About a week before, I'd received a computer to analyse. It had ... issues. After typing up the article, I tried installing SP2 again, and got a warning that WGA had not been installed on the machine. When I installed WGA, and tried to reinstall SP2, I got a warning that the version of Windows that had been installed, got installed with a Volume Licensing Key that had been subsequently de-allocated (rendering it invalid). As a result, the machine no longer had a Windows install that could have any other updates applied to it, if those updates depended upon WGA. I duly rang owner, and suggested that they either get themselves a valid Windows license and CDROM, or consider the purchase of a new machine. They got back to me, and told me I could (effectively) keep the machine, though they did take the monitor back.
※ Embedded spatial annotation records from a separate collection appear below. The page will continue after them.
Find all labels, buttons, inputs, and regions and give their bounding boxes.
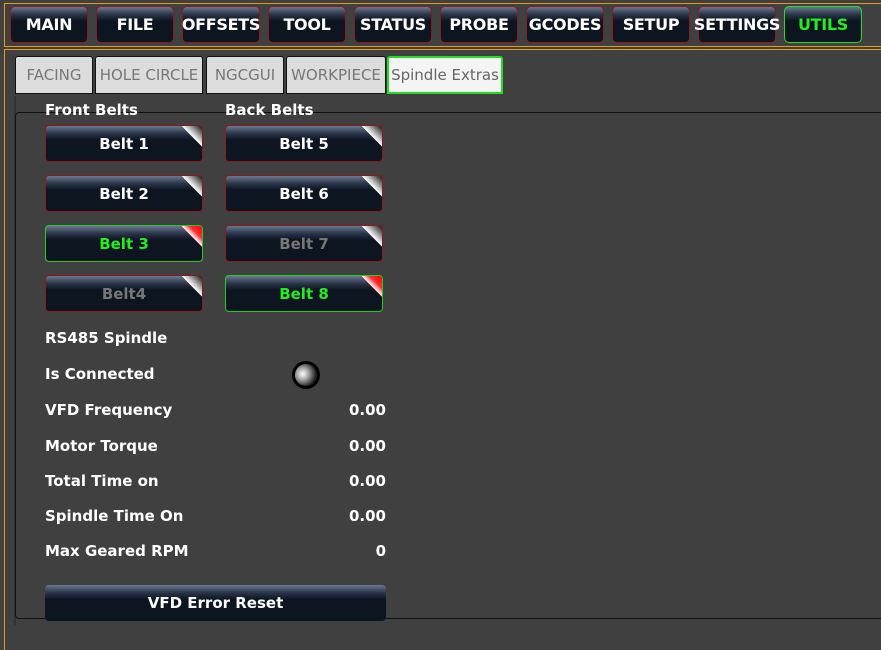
indicator-corner-icon (181, 226, 202, 247)
spindle-time-on-value: 0.00 (348, 507, 386, 525)
belt-6-button[interactable]: Belt 6 (225, 175, 383, 212)
belt-1-button[interactable]: Belt 1 (45, 125, 203, 162)
tab-spindle-extras[interactable]: Spindle Extras (387, 56, 503, 94)
vfd-error-reset-button[interactable]: VFD Error Reset (45, 585, 386, 621)
nav-tool-button[interactable]: TOOL (268, 6, 346, 43)
total-time-on-value: 0.00 (348, 472, 386, 490)
belt-label: Belt 1 (99, 134, 149, 153)
belt-label: Belt 3 (99, 234, 149, 253)
indicator-corner-icon (181, 276, 202, 297)
connection-led-icon (292, 361, 320, 389)
vfd-frequency-value: 0.00 (348, 401, 386, 419)
nav-setup-button[interactable]: SETUP (612, 6, 690, 43)
belt-label: Belt 7 (279, 234, 329, 253)
belt-label: Belt 5 (279, 134, 329, 153)
total-time-on-label: Total Time on (45, 472, 159, 490)
motor-torque-label: Motor Torque (45, 437, 158, 455)
indicator-corner-icon (361, 126, 382, 147)
belt-2-button[interactable]: Belt 2 (45, 175, 203, 212)
belt-5-button[interactable]: Belt 5 (225, 125, 383, 162)
tab-ngcgui[interactable]: NGCGUI (206, 56, 284, 94)
belt-label: Belt4 (101, 284, 147, 303)
indicator-corner-icon (181, 176, 202, 197)
main-nav-bar (4, 3, 881, 47)
indicator-corner-icon (361, 176, 382, 197)
tab-workpiece[interactable]: WORKPIECE (286, 56, 386, 94)
spindle-extras-panel (15, 112, 881, 619)
tab-hole-circle[interactable]: HOLE CIRCLE (95, 56, 203, 94)
nav-probe-button[interactable]: PROBE (440, 6, 518, 43)
nav-utils-button[interactable]: UTILS (784, 6, 862, 43)
max-geared-rpm-label: Max Geared RPM (45, 542, 189, 560)
is-connected-label: Is Connected (45, 365, 155, 383)
nav-status-button[interactable]: STATUS (354, 6, 432, 43)
spindle-time-on-label: Spindle Time On (45, 507, 184, 525)
nav-settings-button[interactable]: SETTINGS (694, 6, 780, 43)
tab-facing[interactable]: FACING (15, 56, 93, 94)
belt-8-button[interactable]: Belt 8 (225, 275, 383, 312)
back-belts-heading: Back Belts (225, 101, 314, 119)
indicator-corner-icon (361, 276, 382, 297)
belt-label: Belt 6 (279, 184, 329, 203)
indicator-corner-icon (181, 126, 202, 147)
belt-4-button[interactable]: Belt4 (45, 275, 203, 312)
rs485-heading: RS485 Spindle (45, 329, 168, 347)
content-frame (4, 49, 881, 650)
belt-3-button[interactable]: Belt 3 (45, 225, 203, 262)
max-geared-rpm-value: 0 (375, 542, 386, 560)
belt-7-button[interactable]: Belt 7 (225, 225, 383, 262)
motor-torque-value: 0.00 (348, 437, 386, 455)
front-belts-heading: Front Belts (45, 101, 138, 119)
belt-label: Belt 8 (279, 284, 329, 303)
nav-offsets-button[interactable]: OFFSETS (182, 6, 260, 43)
nav-gcodes-button[interactable]: GCODES (526, 6, 604, 43)
vfd-frequency-label: VFD Frequency (45, 401, 173, 419)
nav-main-button[interactable]: MAIN (10, 6, 88, 43)
indicator-corner-icon (361, 226, 382, 247)
belt-label: Belt 2 (99, 184, 149, 203)
nav-file-button[interactable]: FILE (96, 6, 174, 43)
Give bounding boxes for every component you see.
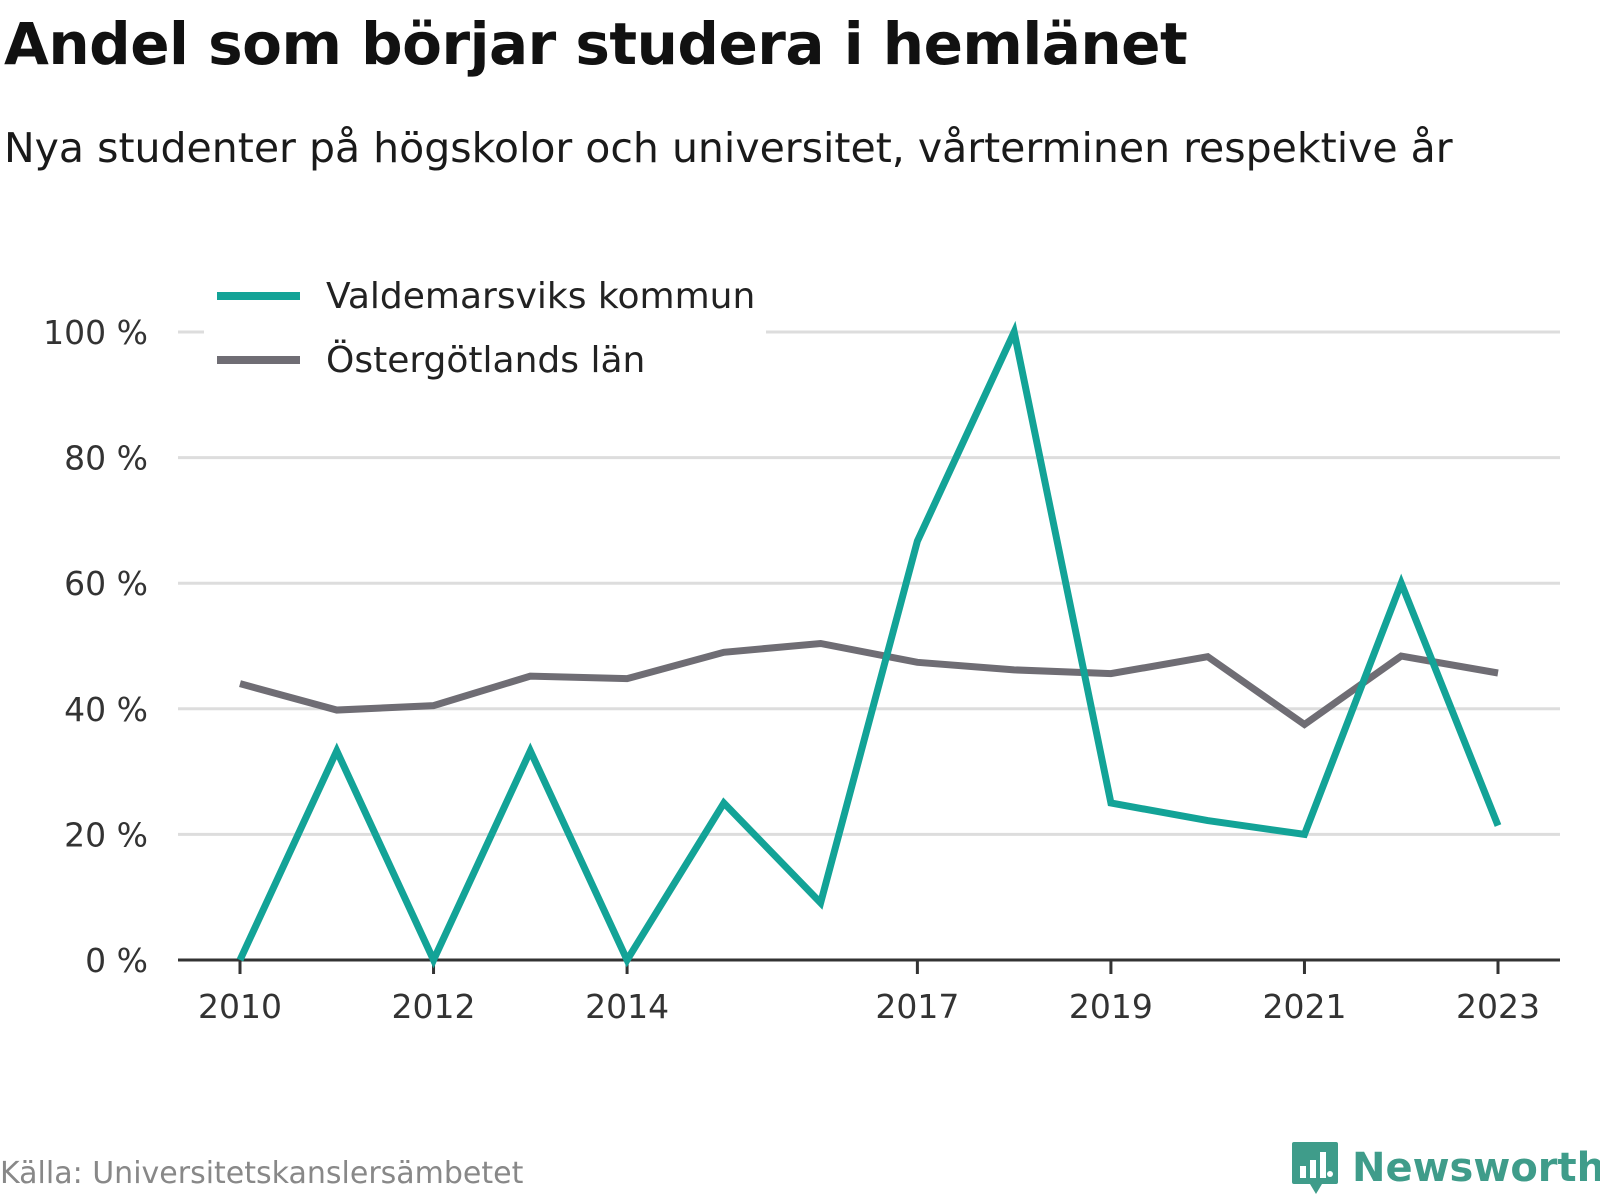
y-tick-label: 20 % (64, 815, 148, 854)
y-tick-label: 80 % (64, 439, 148, 478)
source-note: Källa: Universitetskanslersämbetet (0, 1156, 524, 1191)
gridlines (178, 330, 1560, 836)
chart-subtitle: Nya studenter på högskolor och universit… (4, 124, 1453, 172)
x-tick-label: 2010 (198, 987, 282, 1026)
x-tick-label: 2019 (1069, 987, 1153, 1026)
x-tick-label: 2012 (392, 987, 476, 1026)
chart-title: Andel som börjar studera i hemlänet (4, 10, 1188, 78)
x-tick-label: 2023 (1456, 987, 1540, 1026)
legend-label: Valdemarsviks kommun (326, 276, 755, 317)
y-tick-label: 0 % (85, 941, 148, 980)
brand-logo: Newsworthy (1290, 1140, 1600, 1196)
x-tick-label: 2017 (875, 987, 959, 1026)
brand-name: Newsworthy (1352, 1145, 1600, 1191)
legend-label: Östergötlands län (326, 339, 645, 381)
legend: Valdemarsviks kommun Östergötlands län (204, 270, 766, 381)
y-tick-label: 100 % (43, 313, 148, 352)
y-tick-label: 40 % (64, 690, 148, 729)
series-line (239, 639, 1499, 729)
y-tick-label: 60 % (64, 564, 148, 603)
x-tick-label: 2021 (1262, 987, 1346, 1026)
bar-chart-speech-bubble-icon (1292, 1142, 1338, 1194)
series-lines (236, 320, 1502, 969)
x-axis: 2010 2012 2014 2017 2019 2021 2023 (178, 958, 1560, 1026)
legend-background (204, 270, 766, 334)
series-line (236, 320, 1502, 969)
y-axis-ticks: 0 % 20 % 40 % 60 % 80 % 100 % (43, 313, 148, 980)
line-chart: 0 %20 %40 %60 %80 %100 % 2010 2012 2014 201… (43, 270, 1560, 1026)
x-tick-label: 2014 (585, 987, 669, 1026)
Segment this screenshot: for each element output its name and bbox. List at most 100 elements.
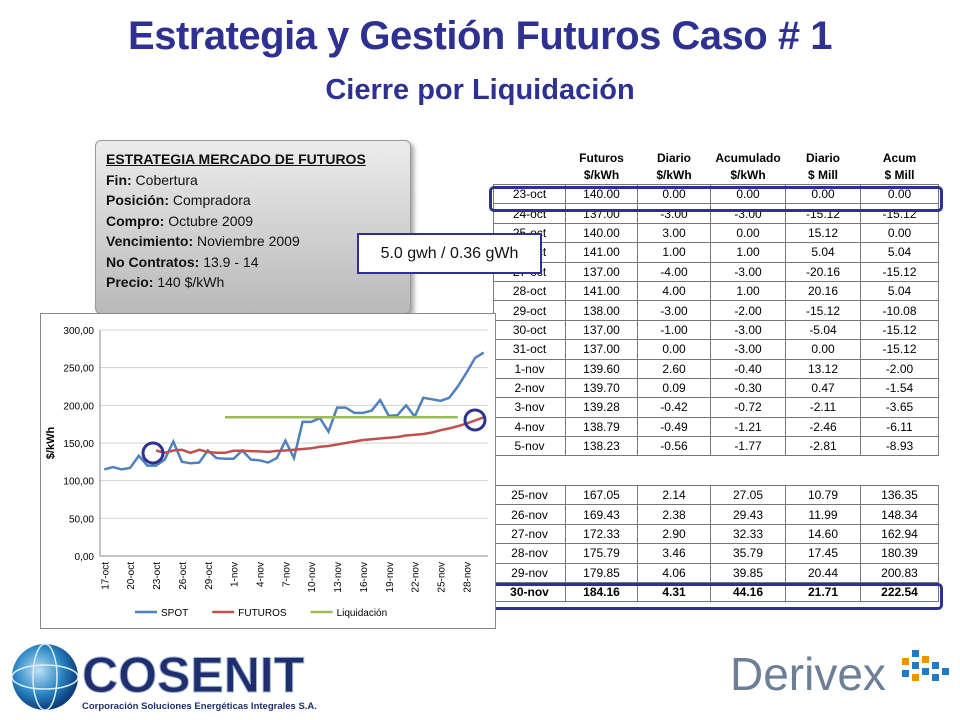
table-cell: 138.23 [565,436,638,457]
highlight-circle [463,408,487,432]
y-tick-label: 0,00 [75,552,95,563]
x-tick-label: 23-oct [152,562,163,590]
table-cell: 25-nov [493,484,566,506]
table-cell: 0.00 [860,222,939,244]
x-tick-label: 19-nov [385,562,396,593]
logo-layer: COSENIT Corporación Soluciones Energétic… [11,643,949,712]
highlight-circle [141,441,165,465]
table-cell: 5.04 [785,242,861,263]
header-text: Acum [882,151,917,165]
table-cell: -0.49 [637,416,711,438]
table-cell: 20.44 [785,562,861,583]
table-cell: -2.46 [785,416,861,438]
x-tick-label: 29-oct [204,562,215,590]
table-cell: 175.79 [565,543,638,564]
table-cell: 11.99 [785,504,861,525]
table-cell: 4.06 [637,562,711,583]
table-cell: 139.70 [565,377,638,399]
table-cell: -2.81 [785,436,861,457]
table-cell: 5.04 [860,280,939,302]
table-row: 29-nov 179.85 4.06 39.85 20.44 200.83 [493,562,939,583]
table-cell: 39.85 [710,562,786,583]
table-cell: 29-oct [493,300,566,321]
table-cell: 10.79 [785,484,861,506]
table-cell: -1.77 [710,436,786,457]
table-cell: 139.28 [565,397,638,418]
strategy-line: Precio: 140 $/kWh [106,272,402,293]
table-row: 31-oct 137.00 0.00 -3.00 0.00 -15.12 [493,339,939,360]
table-row: 4-nov 138.79 -0.49 -1.21 -2.46 -6.11 [493,416,939,438]
table-cell: 162.94 [860,523,939,545]
y-tick-label: 150,00 [63,439,94,450]
table-row: 25-nov 167.05 2.14 27.05 10.79 136.35 [493,484,939,506]
table-cell: 5-nov [493,436,566,457]
table-cell: -3.65 [860,397,939,418]
table-cell: 184.16 [565,581,638,603]
strategy-label: Vencimiento: [106,233,194,249]
strategy-value: 13.9 - 14 [203,253,259,270]
y-tick-label: 300,00 [63,326,94,337]
x-tick-label: 17-oct [100,562,111,590]
x-tick-label: 26-oct [178,562,189,590]
table-cell: 4-nov [493,416,566,438]
table-cell: -6.11 [860,416,939,438]
table-cell: 5.04 [860,242,939,263]
x-tick-label: 4-nov [256,562,267,587]
y-tick-label: 200,00 [63,401,94,412]
header-row: Futuros $/kWh Diario $/kWh Acumulado $/kWh Dia… [494,150,939,185]
strategy-line: Vencimiento: Noviembre 2009 [106,231,402,252]
table-cell: 30-oct [493,319,566,341]
table-cell: -15.12 [860,339,939,360]
table-cell: 23-oct [493,183,566,205]
table-cell: 1.00 [637,242,711,263]
table-cell: 20.16 [785,280,861,302]
table-cell: 27-nov [493,523,566,545]
table-cell: -8.93 [860,436,939,457]
table-cell: 139.60 [565,358,638,379]
table-cell: 148.34 [860,504,939,525]
table-cell: -0.40 [710,358,786,379]
header-cell [494,150,566,185]
table-cell: 27.05 [710,484,786,506]
header-cell: Acum $ Mill [861,150,939,185]
table-cell: 2.14 [637,484,711,506]
y-tick-label: 50,00 [69,514,94,525]
strategy-box: ESTRATEGIA MERCADO DE FUTUROS Fin: Cobert… [95,140,411,314]
table-cell: -3.00 [637,300,711,321]
logo-cosenit: COSENIT [82,647,304,703]
strategy-value: Noviembre 2009 [197,233,300,249]
table-cell: 28-nov [493,543,566,564]
table-cell: 137.00 [565,339,638,360]
table-cell: 1-nov [493,358,566,379]
table-cell: -0.42 [637,397,711,418]
header-text: $/kWh [656,168,692,182]
globe-icon [12,644,78,710]
chart-frame [40,313,496,629]
table-cell: 222.54 [860,581,939,603]
series-line [103,351,485,471]
table-cell: 0.00 [785,339,861,360]
table-cell: 2.90 [637,523,711,545]
strategy-title: ESTRATEGIA MERCADO DE FUTUROS [106,151,366,167]
globe-ring [32,643,58,711]
x-tick-label: 16-nov [359,562,370,593]
table-cell: -5.04 [785,319,861,341]
slide-title: Estrategia y Gestión Futuros Caso # 1 [128,14,832,58]
table-cell: 13.12 [785,358,861,379]
table-cell: -3.00 [710,261,786,282]
strategy-label: Precio: [106,274,154,290]
globe-ring [11,664,79,690]
table-cell: 137.00 [565,261,638,282]
table-cell: -1.21 [710,416,786,438]
table-cell: -20.16 [785,261,861,282]
x-tick-label: 20-oct [126,562,137,590]
table-cell: 17.45 [785,543,861,564]
table-cell: 167.05 [565,484,638,506]
header-text: $/kWh [583,168,620,182]
table-cell: 200.83 [860,562,939,583]
logo-tagline: Corporación Soluciones Energéticas Integ… [82,701,317,712]
table-cell: 0.47 [785,377,861,399]
header-cell: Acumulado $/kWh [711,150,786,185]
So, that was the end of the line for that install of Windows XP Pro. I nuked the install, copied my wife's copy of Kubuntu to the hard drive, stuck it back inside the machine, and added another memory stick for good measure. Powered it up, and struck the first problem. The machine wouldn't accept more than 512Mb on the motherboard. So, haul out the added memory, powered back up, and down, and up several times while I tried getting the hard drive grubbed, before finally growing a clue and hauling out my Ubuntu 9.04 CD, putting the drive into my main machine, booting the CD, running "Reinstall grub" and so on. Then I pulled out the drive, rinse repeat, into the Compaq. Booted, but was really really slow. I couldn't understand this, because it was a 1.3GHz Celeron, so it should have been faster than my main computer. Also, network was really slow, and only 30% of the packets were getting through. Rapidly realising that the machine wasn't a working one, I put wife's drives back into her original machine, and left her to it, feeling rather cheesed off that my attempt to help out hadn't gone at all well.

Thinking on the problem

Next day, I hauled the hard drive back out, stuck it back in fatty, copied my Windows XP Home installation (which I'd installed less than three days before) over to the drive using gparted (nice tool, by the way), and did the futzing around required to boot Windows. Except it only got so far before stopping. Thinking that it was just Windows playing silly with me, I booted it up again, and got the same reaction... it would only get so far, and then stop. Giving up on that for a moment, I flipped the machine over to boot Linux, and did a speed test on the drive. Unusually, I got some seriously divergent results, from 8Mb per second up to 17Mb per second. I decided to eliminate the cabling, and tested the other three drives, which all varied by less than 0.1%. So, I suspect that not only was the OS giving trouble, but so was the hard disk. I've uhm, retired it.

I think what I'll do with the machine finally, is put a NetBSD drive back into the Compaq computer—which only takes one drive anyhow—and simply use it as a networked NetBSD. I don't know what else to do with a machine with Intel 815 graphics, 512Mb maximum memory, room only for one drive, and a proprietary CDROM which I don't have. So the machine doesn't show much chance for expandability. Ah well, so much for trying to help someone else out—but at least this time I got something for my troubles.